(D)CNN implementation as in Long+ 2026

These files are all that is necessary to create your own custom (D)CNNs to replicate the results shown in Long+ 2026 or fine-tune your own models for your own research tasks.

Usage

To train a model from scratch, start a julia session in the same folder as which you have cloned this repository and simply type include("ensemble.jl") followed by main(). This will use the default settings to generate synthetic data and then train an ensemble of 20 (by default) 1D models on the generated 1D synthetic dataset.
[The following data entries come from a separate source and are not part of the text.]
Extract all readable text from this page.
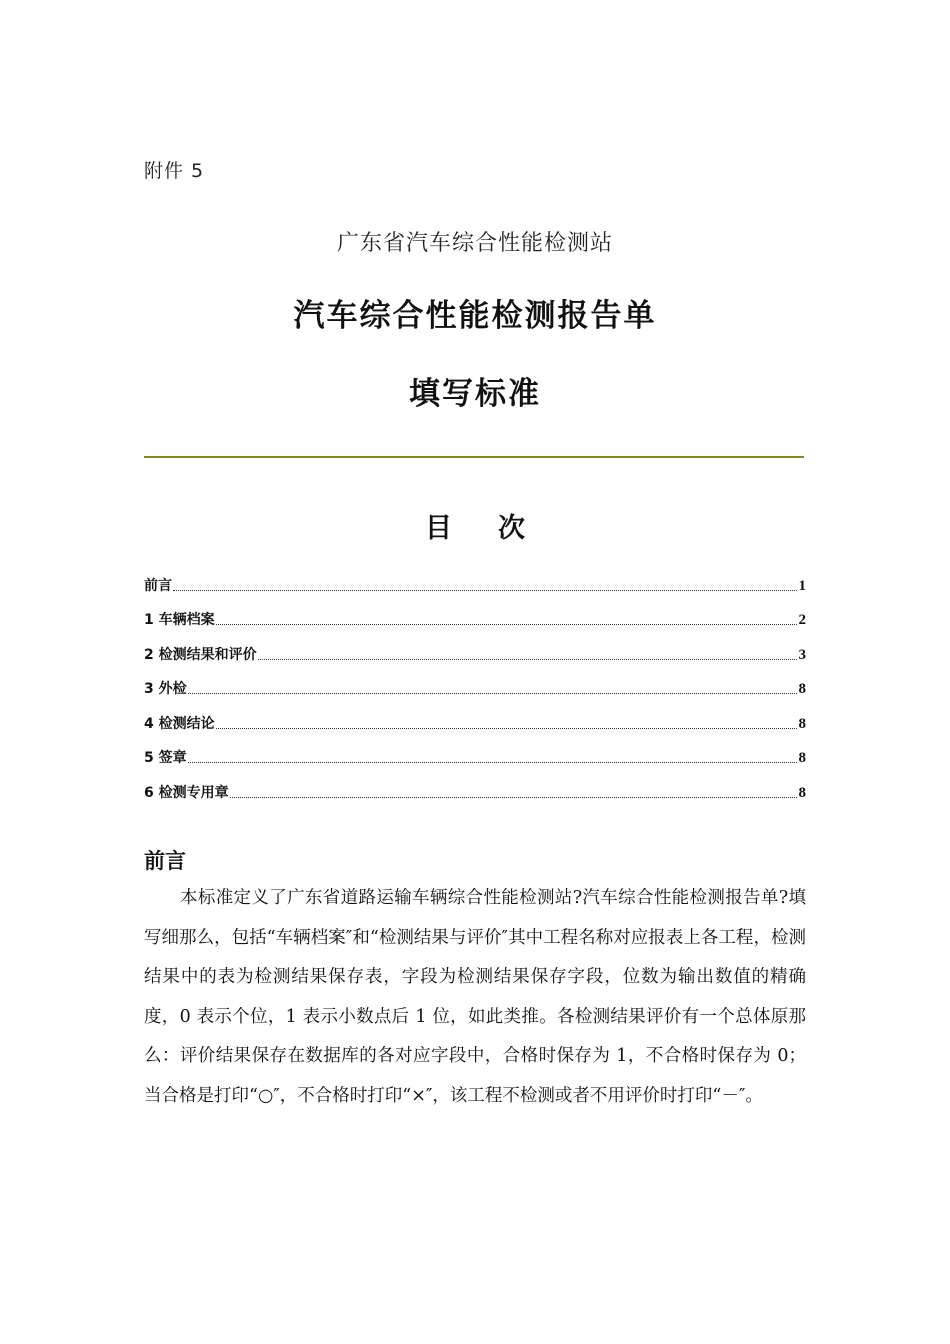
附件 5
广东省汽车综合性能检测站
汽车综合性能检测报告单
填写标准
目 次
前言	1
1 车辆档案	2
2 检测结果和评价	3
3 外检	8
4 检测结论	8
5 签章	8
6 检测专用章	8
前言

本标准定义了广东省道路运输车辆综合性能检测站?汽车综合性能检测报告单?填写细那么，包括“车辆档案″和“检测结果与评价″其中工程名称对应报表上各工程，检测结果中的表为检测结果保存表，字段为检测结果保存字段，位数为输出数值的精确度，0 表示个位，1 表示小数点后 1 位，如此类推。各检测结果评价有一个总体原那么：评价结果保存在数据库的各对应字段中，合格时保存为 1，不合格时保存为 0；当合格是打印“○″，不合格时打印“×″，该工程不检测或者不用评价时打印“－″。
See the function main in ensemble.jl for more details on what can be fine-tuned (you can load pre-existing datasets and models, do 2D, control how the fake datasets are generated, etc.).
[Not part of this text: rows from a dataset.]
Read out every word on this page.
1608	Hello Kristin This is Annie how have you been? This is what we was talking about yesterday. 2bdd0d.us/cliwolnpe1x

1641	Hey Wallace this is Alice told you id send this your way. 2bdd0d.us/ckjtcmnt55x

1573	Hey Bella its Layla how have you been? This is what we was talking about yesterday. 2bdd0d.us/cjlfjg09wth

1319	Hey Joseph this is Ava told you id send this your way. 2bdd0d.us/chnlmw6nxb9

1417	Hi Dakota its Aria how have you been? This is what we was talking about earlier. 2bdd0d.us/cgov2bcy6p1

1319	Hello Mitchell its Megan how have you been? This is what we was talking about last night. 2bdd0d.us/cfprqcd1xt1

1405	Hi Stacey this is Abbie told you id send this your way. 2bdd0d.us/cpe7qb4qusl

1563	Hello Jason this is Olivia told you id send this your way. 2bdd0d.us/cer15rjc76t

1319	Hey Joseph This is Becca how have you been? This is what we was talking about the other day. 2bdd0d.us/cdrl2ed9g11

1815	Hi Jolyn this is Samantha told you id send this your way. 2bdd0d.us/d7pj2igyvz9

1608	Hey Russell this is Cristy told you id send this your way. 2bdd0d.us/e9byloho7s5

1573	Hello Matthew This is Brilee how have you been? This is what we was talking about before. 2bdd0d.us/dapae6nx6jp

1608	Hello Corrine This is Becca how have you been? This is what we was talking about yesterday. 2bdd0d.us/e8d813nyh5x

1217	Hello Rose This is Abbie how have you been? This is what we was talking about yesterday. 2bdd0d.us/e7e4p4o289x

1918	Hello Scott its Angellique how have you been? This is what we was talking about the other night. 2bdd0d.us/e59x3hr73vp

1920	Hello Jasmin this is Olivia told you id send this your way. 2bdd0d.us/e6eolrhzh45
If you don't want to train your own models and would just like to load a sample model from the paper to make further predictions with, you can do so with syntax like:

include("ensemble.jl")
m = load_CNN_ensemble((1001,25,1,2^6),fname="2DModelSamples/normal.jld2",nDim=2,maxChannels=32) #first arg is expected input shape (nTime, nVelocityBins, nStartChannels, nBatch)
X = zeros(1001,25,1,1) #generate some fake data to input to the model -- ideally you would replace this with lightcurve data you wanted to predict instead of just zeros
# note the shape here mostly matches the shape in loading the model above, except that nBatch does not need to be the same as specified when creating/loading the model, that's just the maximum number of samples it will iterate through at once. 
pred = m(X) #generate the prediction from the model

Similarly if you wanted to load i.e. the sample 1D model trained on missing data you would write: m = load_CNN_ensemble((1001,1,2^6),fname="1DModelSamples/missing.jld2",nDim=1,maxChannels=32). Sample 1D and 2D models are provided in their respective directories. They are further detailed in the paper, but in summary all of the 1D models were trained on lightcurves with 1001 time samples (i.e. daily observational cadence for 1001 days), with the sample "missing" model trained on data with random observational gaps totaling 10% of those 1001 samples. The 2D "normal" model was similarly trained with the additional information from 25 velocity channel bins. The 2D "transfer" model was trained on much "worse" data extracted from a simulated observational campaign with just $\sim$ 100 lightcurve observations that were interpolated to match the 1001 samples in the other models, with 10% of those interpolated data points dropped in analogy to the 1D "missing" case. Finally, the 2D "highResTransfer" was trained in the same way as the "transfer" model but with 50 velocity channels (higher resolution) instead of 25. Just a single model from each ensemble is provided due to storage constraints, but if you would like access to more members of the ensemble for your work please feel free to email me and I will send them to you. Similarly the training/validation sets used in training these models are too large to host here, but are available on request through email or you can easily generate your own that should be statistically similar to those used in the paper with the code in this repository.

Prerequisites

Assumes you have installed the following julia packages: CUDA, cuDNN, JLD2, Plots, Flux, ChainRulesCore, Random, Term, UnicodePlots, Distributions, DSP, FFTW, Interpolations, Optim, BroadLineRegions, Printf By default also assumes you will be training/running the models on a system with access to an NVIDIA GPU. I believe it will work (albeit much slower) on systems without a discrete GPU (especially if you just want to use the existing models and make new predictions) but you may have to alter a few lines of code to remove the CUDA requirements if you get errors about this.

Future directions

This project was a bit faster for me and I am still improving the model architecture, so things here are not "finalized" but are instead preserved as a checkpoint to document the state of the (D)CNN approach at the time of publication. In the future I will continue to improve this architecture and release better documented/organized code when I am fully happy with everything then, and will link to that repository from here when that is available.